MCKENNA, ROBERT J.; SCHWINN, CHARLES P.; SOONG, K. Y.; HIGINBOTHAM, NORMAN L.
Journal of Bone & Joint Surgery - American Volume: January 1966
Archive: PDF Only

Osteogenic sarcoma is a convenient and generically correct designation for all skeletal conective-tissue neoplasms of mesenchymal origin including: osteosarcoma, chondrosarcoma, fibrosarcoma, parosteal osteogenic sarcoma, and osteogenic sarcomata arising in Paget's disease, irradiated bone, Osteochondroma, fibrous dysplasia, or other bone disease.

This report is summary of the clinical, histopathological, and roentgenographic findings, and of the treatment and end-results of treatment in 552 cases of osteogenic sarcoma.

Factors which have no influence on prognosis are age, sex, bone of origin, trauma, and the occurrence of fracture. Factors which do influence prognosis include: histological type of sarcoma, tumor size, preoperative and postoperative serum alkaline Phosphatase elevations, lymph-node involvement, and treatment.

Absolute five-year survival figures varied from 0.0 per cent for osteogenic sarcoma arising in Paget's disease to 82 per cent for parosteal osteogenic sarcoma; the figures for the other types were as follows: osteosarcoma, 13.2 per cent; chondrosarcoma, 28.1 per cent; fibrosarcoma, 31.7 per cent; and secondary chondrosarcoma, 67 per cent. Only in chondrosarcoma did grading correlate with prognosis; the patients with low-grade and medium-grade chondrosarcoma having considerably better survival rates than those with high-grade tumors. The incidence of late failures (patients dying of sarcoma more than five years after diagnosis) showed an inverse relationship to five-year survival.

Prognosis varied directly with tumnor size, and no patient with an osteosarcoma or fibrosarcoma greater than 15.0 centimeters in greatest dimension was cured.

When examination of the surgical specimen revealed lymph-node metastases, the outcome was always fatal.
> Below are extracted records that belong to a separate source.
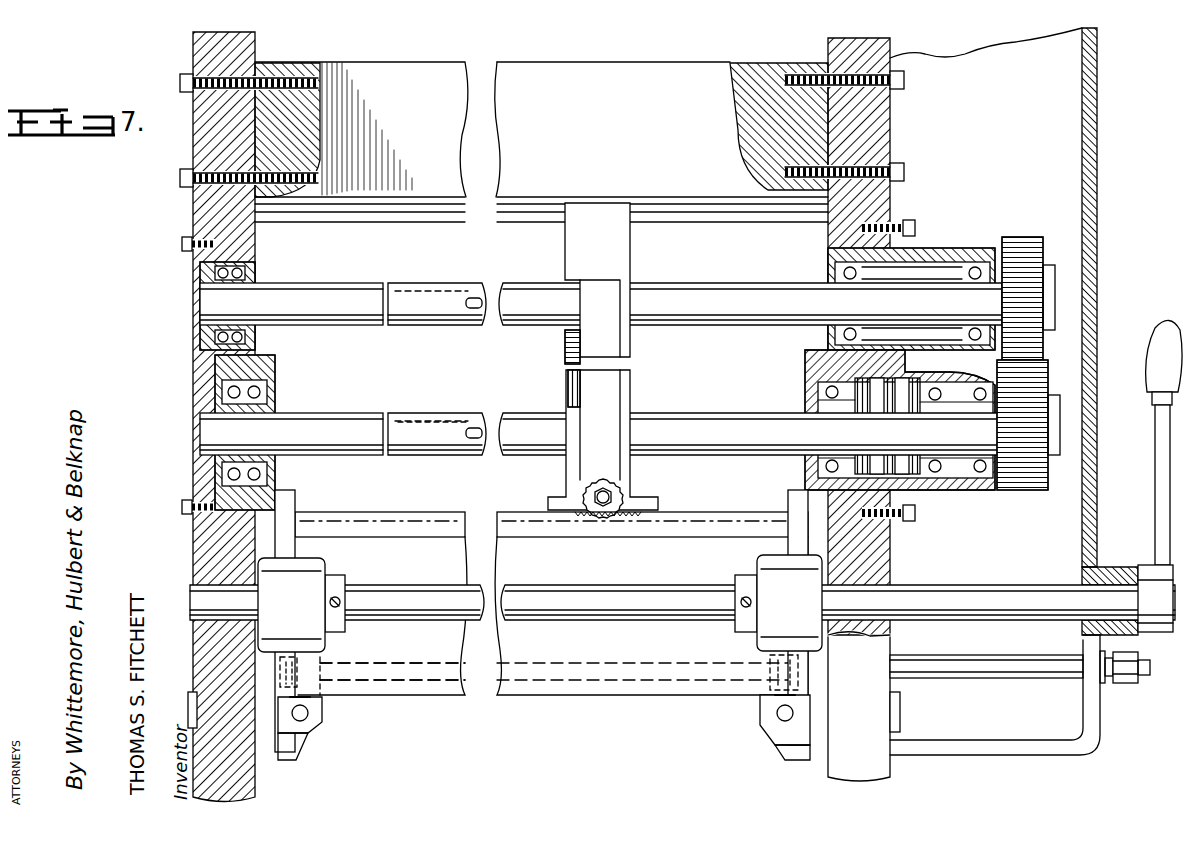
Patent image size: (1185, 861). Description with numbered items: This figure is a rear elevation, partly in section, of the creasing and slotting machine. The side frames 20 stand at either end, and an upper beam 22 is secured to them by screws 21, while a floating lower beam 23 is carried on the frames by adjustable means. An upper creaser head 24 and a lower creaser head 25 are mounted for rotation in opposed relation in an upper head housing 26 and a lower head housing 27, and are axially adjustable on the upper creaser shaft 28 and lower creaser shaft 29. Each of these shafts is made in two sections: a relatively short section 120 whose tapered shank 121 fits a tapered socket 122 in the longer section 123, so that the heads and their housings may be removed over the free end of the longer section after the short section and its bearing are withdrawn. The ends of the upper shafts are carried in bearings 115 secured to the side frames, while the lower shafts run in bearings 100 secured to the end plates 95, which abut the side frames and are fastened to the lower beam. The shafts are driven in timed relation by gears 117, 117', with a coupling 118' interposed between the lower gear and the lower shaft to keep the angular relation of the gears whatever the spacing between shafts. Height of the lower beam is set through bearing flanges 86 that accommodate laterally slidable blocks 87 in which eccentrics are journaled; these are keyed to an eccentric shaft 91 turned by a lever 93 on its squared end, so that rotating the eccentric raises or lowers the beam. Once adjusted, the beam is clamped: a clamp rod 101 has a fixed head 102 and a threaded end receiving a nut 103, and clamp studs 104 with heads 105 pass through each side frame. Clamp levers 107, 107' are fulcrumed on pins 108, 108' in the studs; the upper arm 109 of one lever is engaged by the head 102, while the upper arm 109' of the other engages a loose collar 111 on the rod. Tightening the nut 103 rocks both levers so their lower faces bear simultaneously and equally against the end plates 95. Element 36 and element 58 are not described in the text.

The side frame 20 is at (190, 207).
The screw 21 is at (272, 79).
The upper beam 22 is at (540, 73).
The floating lower beam 23 is at (546, 692).
The upper creaser head 24 is at (566, 338).
The lower creaser head 25 is at (568, 383).
The upper head housing 26 is at (612, 270).
The lower head housing 27 is at (610, 397).
The upper creaser shaft 28 is at (706, 289).
The lower creaser shaft 29 is at (708, 416).
The guide rail 36 is at (762, 210).
The rack rail 58 is at (298, 516).
The bearing flange 86 is at (798, 645).
The laterally slidable block 87 is at (318, 582).
The eccentric shaft 91 is at (565, 590).
The lever 93 is at (1158, 519).
The end plate 95 is at (286, 500).
The bearing 100 is at (276, 398).
The clamp rod 101 is at (388, 682).
The fixed head 102 is at (322, 662).
The nut 103 is at (1124, 688).
The clamp stud 104 is at (312, 726).
The head 105 is at (190, 694).
The clamp lever 107 is at (299, 759).
The clamp lever 107' is at (790, 765).
The pin 108 is at (328, 717).
The pin 108' is at (741, 719).
The upper arm 109 is at (332, 712).
The upper arm 109' is at (738, 712).
The loose collar 111 is at (958, 680).
The bearing 115 is at (256, 277).
The gear 117 is at (1028, 445).
The gear 117' is at (1028, 271).
The coupling 118' is at (916, 454).
The short shaft section 120 is at (360, 290).
The tapered shank 121 is at (416, 408).
The tapered socket 122 is at (427, 446).
The long shaft section 123 is at (440, 290).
Radical ablative surgery is the only curative therapy for osteogenic sarcoma. Irradiation as the sole therapy did not cure a single patient. Preoperative irradiation followed by radical ablative surgical therapy was attended by a worse prognosis than surgery alone. Two patients with unilateral lung metastasis were cured by lobectomy.

Adjuvant chemotherapy by perfusion administered prior to radical ablative surgery might be considered for future investigative protocols.